Tuning into language: infants’ trajectories of participation in everyday interaction
How do infants become participants of culturally organised social interaction? Where does
shared intentionality begin and how does language develop? In this talk I will explore the
idea that to seek answers to these questions there is a need to focus on processes not
residing within the infant, but by coordination processes constructed within interaction.

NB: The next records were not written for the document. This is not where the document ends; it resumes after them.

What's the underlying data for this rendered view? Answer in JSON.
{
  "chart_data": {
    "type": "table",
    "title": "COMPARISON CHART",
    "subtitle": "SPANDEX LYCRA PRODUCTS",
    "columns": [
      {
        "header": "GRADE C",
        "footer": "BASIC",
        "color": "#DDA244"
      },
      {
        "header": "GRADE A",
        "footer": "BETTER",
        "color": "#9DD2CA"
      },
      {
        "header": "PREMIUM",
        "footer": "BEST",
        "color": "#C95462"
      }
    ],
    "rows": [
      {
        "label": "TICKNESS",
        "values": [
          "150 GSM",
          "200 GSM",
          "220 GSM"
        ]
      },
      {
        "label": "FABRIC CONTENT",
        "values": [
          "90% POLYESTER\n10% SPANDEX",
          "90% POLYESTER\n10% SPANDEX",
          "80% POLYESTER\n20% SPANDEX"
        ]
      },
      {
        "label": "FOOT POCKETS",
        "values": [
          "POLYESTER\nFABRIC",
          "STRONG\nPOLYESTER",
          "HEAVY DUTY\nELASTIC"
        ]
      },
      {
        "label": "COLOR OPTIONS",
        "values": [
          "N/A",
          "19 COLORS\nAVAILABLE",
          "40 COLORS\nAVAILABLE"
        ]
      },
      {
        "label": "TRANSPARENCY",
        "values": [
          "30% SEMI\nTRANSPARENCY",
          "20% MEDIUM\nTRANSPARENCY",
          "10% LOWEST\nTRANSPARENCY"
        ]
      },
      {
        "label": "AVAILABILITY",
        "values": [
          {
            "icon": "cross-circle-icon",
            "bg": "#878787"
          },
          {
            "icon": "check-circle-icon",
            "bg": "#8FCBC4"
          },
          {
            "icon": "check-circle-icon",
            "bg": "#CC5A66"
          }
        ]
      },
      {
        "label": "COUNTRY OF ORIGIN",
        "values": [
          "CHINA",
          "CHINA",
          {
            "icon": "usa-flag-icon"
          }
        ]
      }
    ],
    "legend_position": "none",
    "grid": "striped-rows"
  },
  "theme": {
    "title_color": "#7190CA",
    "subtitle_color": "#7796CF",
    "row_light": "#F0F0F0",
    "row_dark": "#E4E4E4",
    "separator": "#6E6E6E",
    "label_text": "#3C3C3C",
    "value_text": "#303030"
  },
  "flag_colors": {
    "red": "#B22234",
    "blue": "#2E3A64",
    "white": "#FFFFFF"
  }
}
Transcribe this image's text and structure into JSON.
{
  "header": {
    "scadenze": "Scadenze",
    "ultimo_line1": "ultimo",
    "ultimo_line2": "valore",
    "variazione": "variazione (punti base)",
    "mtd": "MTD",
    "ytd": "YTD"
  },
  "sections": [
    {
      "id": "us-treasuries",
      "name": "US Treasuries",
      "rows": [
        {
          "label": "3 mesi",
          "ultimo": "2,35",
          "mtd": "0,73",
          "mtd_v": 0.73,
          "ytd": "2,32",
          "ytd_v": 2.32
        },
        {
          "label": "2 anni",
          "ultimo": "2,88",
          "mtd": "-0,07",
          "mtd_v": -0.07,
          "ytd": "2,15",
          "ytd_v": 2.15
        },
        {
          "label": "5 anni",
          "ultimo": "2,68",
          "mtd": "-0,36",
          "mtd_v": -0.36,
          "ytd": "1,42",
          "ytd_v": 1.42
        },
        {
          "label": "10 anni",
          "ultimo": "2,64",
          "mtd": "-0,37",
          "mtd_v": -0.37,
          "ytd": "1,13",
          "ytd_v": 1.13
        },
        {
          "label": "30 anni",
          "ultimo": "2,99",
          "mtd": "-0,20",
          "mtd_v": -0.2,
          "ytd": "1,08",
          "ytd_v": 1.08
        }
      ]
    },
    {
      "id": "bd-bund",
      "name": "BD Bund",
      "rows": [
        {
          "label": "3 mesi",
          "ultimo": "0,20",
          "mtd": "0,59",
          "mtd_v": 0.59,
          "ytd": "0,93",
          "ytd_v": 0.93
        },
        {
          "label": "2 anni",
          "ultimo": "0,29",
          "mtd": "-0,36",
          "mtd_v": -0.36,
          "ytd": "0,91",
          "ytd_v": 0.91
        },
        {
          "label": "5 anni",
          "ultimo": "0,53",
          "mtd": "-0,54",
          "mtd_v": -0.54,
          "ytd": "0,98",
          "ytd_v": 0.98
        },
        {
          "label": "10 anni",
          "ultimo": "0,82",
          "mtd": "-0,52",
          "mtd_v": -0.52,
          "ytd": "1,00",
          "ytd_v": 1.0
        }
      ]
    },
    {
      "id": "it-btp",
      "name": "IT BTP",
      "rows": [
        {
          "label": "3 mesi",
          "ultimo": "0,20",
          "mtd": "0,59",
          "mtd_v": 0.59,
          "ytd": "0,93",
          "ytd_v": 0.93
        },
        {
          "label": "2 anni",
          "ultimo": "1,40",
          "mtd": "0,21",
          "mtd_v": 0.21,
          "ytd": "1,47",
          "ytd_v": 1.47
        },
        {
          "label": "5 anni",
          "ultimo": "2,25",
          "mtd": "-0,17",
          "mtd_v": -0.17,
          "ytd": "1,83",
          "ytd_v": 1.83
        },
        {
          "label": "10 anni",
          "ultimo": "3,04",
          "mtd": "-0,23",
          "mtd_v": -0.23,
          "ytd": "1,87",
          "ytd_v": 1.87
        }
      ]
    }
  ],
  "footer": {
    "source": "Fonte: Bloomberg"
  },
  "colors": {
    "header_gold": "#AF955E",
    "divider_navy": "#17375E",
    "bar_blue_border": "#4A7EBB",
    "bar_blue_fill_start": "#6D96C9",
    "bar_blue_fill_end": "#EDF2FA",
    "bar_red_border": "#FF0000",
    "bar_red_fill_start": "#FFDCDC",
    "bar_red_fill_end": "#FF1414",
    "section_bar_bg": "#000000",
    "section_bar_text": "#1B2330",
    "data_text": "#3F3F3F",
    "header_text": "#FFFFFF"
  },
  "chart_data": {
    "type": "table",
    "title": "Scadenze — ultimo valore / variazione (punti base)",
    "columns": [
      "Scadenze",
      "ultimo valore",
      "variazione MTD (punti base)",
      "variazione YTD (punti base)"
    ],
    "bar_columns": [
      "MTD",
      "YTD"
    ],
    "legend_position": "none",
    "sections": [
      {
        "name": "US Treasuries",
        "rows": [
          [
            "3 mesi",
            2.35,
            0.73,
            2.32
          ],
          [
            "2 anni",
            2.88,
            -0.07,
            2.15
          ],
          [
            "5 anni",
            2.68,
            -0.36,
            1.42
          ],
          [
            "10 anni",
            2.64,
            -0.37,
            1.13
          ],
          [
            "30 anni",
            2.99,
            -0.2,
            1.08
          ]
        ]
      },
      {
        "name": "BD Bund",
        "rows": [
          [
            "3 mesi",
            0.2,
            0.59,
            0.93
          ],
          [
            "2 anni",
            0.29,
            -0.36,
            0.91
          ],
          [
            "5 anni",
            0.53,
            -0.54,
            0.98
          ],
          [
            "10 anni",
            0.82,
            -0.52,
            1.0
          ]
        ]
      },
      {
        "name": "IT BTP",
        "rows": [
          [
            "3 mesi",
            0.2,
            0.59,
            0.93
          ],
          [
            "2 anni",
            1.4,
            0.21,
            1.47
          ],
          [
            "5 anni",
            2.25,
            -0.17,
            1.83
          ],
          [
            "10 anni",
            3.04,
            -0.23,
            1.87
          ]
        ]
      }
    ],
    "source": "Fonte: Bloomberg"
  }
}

Rather than focussing on how infants might “break into” language by acquiring linguistic
structures and learning that words have meaning, I suggest that infants gradually “tune
into” language by experiencing themselves as effective participants in joint actions. This
might help infants grasp that behaviour is meaningful in the first place and therefore useful
in getting things done in the world. I will draw from video-corpora of caregivers and infants
in the first months of infants’ lives and present findings on the ways in which caregivers and
infants organise meaning together within mundane interactions. I will also focus on how
caregivers scaffold infants’ understanding of their bodies and voices as meaningful,
therefore paving an interactional trajectory towards the acquisition of language. Within
these interactions routines play a special role as the vehicles towards language. What starts
off as an embodied experience of language as acting with each-other becomes increasingly
conventionalised as interactions become less idiosyncratic and more rule-like and, thus,
recognisable to a broader cultural community.